تم نشره في Mon 10 July / Jul 2017. 12:00 AM
  • Fahed Khitan

Diplomacy did not succumb to escalation in the Gulf crisis.

For weeks, tension between the four countries and Qatar has been building. Media began launching campaigns to undermine rival states’ reputations.

The four countries were more aggressive in their campaign against Qatar.

Qatari media, after absorbing the first shock of the consecutive isolation decisions, responded with a counter-attack.

The Kuwaiti mediation found itself in the face of an almost impossible task at first.

Despite all the pressures they endured, the efforts to mitigate the rift did not cease.

The Emir of Kuwait absorbed the staunch nerves at first, but when the big fish stepped in, the Kuawaiti mediation was further encouraged, despite the escalation.

Eventually, the global intervention has drew a ceiling to the escalation.

In the past two weeks, global powers have converged on the need to reach a diplomatic solution to the crisis.

For many, the boundaries were set to avoid further escalation and military resolution.

Assurances were extended by the four players to the power halls of the world to insure no further escalation.

Right before the ministers of the four countries convened in Cairo last week to discuss the Qatari response to their demands, Washington stepped in to escalate Qatar’s rejection.

Everybody expected further decisions to tighten the noose on Qatar, but President Trump’s intervention succeeded in breaking the progress of the crisis.

As a result, the four countries sufficed by extending the sanctions and blaming Qatar for the continuation of the crisis.

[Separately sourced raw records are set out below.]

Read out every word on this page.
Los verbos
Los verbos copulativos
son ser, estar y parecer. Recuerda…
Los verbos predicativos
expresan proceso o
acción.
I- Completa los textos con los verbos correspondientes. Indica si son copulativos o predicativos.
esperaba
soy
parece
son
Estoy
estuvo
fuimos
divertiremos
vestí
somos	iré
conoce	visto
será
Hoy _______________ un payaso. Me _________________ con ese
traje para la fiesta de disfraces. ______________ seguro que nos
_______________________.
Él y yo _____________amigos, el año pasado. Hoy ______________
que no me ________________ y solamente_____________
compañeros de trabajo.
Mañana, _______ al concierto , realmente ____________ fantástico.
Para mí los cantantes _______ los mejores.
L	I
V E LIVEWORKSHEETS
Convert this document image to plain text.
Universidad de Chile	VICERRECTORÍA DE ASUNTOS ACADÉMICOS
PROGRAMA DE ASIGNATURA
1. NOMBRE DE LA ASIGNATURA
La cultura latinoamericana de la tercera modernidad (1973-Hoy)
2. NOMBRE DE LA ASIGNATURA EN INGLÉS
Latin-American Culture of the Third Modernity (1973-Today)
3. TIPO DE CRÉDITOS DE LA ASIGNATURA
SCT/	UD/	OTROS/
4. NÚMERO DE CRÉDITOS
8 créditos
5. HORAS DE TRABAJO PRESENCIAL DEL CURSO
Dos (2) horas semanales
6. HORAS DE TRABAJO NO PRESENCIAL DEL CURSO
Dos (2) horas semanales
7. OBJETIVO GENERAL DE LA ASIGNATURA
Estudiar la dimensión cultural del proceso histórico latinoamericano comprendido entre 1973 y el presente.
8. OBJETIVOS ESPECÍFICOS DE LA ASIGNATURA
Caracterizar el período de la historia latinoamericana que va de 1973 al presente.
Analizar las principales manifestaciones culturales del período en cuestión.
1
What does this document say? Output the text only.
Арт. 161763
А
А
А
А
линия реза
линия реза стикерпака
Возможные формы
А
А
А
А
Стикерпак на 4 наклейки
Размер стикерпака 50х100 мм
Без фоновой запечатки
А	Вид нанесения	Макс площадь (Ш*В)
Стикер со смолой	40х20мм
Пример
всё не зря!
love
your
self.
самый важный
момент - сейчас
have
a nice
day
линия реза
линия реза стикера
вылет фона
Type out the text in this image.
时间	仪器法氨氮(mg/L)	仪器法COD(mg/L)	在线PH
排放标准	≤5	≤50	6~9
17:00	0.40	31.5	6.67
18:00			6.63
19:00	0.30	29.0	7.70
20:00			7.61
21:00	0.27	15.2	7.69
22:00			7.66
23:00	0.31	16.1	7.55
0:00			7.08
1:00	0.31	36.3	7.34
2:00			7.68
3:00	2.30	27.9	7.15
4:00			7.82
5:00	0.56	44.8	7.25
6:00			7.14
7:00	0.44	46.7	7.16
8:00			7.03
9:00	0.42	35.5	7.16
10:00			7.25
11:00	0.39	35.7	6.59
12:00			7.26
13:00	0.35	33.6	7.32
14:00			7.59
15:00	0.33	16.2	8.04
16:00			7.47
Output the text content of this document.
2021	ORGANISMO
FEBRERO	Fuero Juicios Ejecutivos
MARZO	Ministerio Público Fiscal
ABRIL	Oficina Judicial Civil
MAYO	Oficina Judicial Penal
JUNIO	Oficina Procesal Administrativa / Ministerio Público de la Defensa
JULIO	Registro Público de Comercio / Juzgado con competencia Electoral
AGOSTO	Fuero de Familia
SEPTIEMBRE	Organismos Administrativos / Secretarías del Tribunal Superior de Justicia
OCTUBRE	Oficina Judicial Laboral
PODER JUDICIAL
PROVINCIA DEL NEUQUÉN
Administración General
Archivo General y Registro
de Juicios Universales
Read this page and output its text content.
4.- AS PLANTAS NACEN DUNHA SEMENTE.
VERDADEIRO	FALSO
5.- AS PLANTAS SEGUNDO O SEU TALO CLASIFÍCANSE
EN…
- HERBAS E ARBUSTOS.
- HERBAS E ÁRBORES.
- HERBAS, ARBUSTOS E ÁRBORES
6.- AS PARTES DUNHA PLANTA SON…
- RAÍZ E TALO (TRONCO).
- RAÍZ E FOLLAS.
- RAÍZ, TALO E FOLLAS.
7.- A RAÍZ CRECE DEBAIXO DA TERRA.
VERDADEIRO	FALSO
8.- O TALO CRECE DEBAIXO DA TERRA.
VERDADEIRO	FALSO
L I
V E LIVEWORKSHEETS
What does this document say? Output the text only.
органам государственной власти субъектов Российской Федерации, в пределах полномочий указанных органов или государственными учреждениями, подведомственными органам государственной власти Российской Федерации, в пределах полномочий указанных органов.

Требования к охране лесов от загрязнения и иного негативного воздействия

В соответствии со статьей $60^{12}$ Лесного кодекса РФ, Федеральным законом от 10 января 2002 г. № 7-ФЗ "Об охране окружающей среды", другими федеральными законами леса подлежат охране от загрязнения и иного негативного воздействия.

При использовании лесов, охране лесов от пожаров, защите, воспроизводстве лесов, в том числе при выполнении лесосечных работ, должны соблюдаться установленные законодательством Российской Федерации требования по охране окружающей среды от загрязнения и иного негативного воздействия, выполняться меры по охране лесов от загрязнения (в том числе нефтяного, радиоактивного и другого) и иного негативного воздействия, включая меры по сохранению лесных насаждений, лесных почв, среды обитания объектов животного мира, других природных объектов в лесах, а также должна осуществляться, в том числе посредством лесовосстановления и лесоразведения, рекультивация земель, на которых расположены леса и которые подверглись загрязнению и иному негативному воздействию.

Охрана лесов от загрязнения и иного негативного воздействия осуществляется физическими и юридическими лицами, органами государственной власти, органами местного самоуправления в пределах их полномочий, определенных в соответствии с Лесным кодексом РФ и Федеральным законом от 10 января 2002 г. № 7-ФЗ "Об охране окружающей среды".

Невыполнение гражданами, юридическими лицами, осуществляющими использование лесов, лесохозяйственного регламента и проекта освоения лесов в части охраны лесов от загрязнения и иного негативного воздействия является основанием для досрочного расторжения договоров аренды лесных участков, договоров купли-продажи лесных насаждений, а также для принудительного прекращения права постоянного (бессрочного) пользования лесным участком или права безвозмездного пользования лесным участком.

They also confirmed their intention to put together a new bundle of sanctions soon.

The four countries are expected to hold a second meeting in Manama soon.

With confidence, though, it can be said that diplomacy succeeded in containing the crisis.

Meanwhile, we have two possible scenarios.

First, the Kuwaiti mediation, backed by Washington and Western capitals, could achieve major breakthroughs towards a final consensual settlement.

The second possibility is that, at this stage, diplomacy will suffice in containing the crisis and minimising its consequences, which is the more realistic possibility.

So far, it doesn’t seem that the Gulf Crisis will not be resolved soon.

This means that the excommunication will stand at its current levels.

Consequentially, this may lead to freezing Qatar’s membership in the Gulf Cooperation Council (GCC).

In general, this would disrupt the works of the GCC, with the rise of discord in regards to the crisis with Qatar.

Sustaining the crisis at its current level, without a decisive resolution, it may push the four countries to drive unexpected confrontation to end the rattle once and for all.

This article is an edited translation of the Arabic version, published by AlGhad.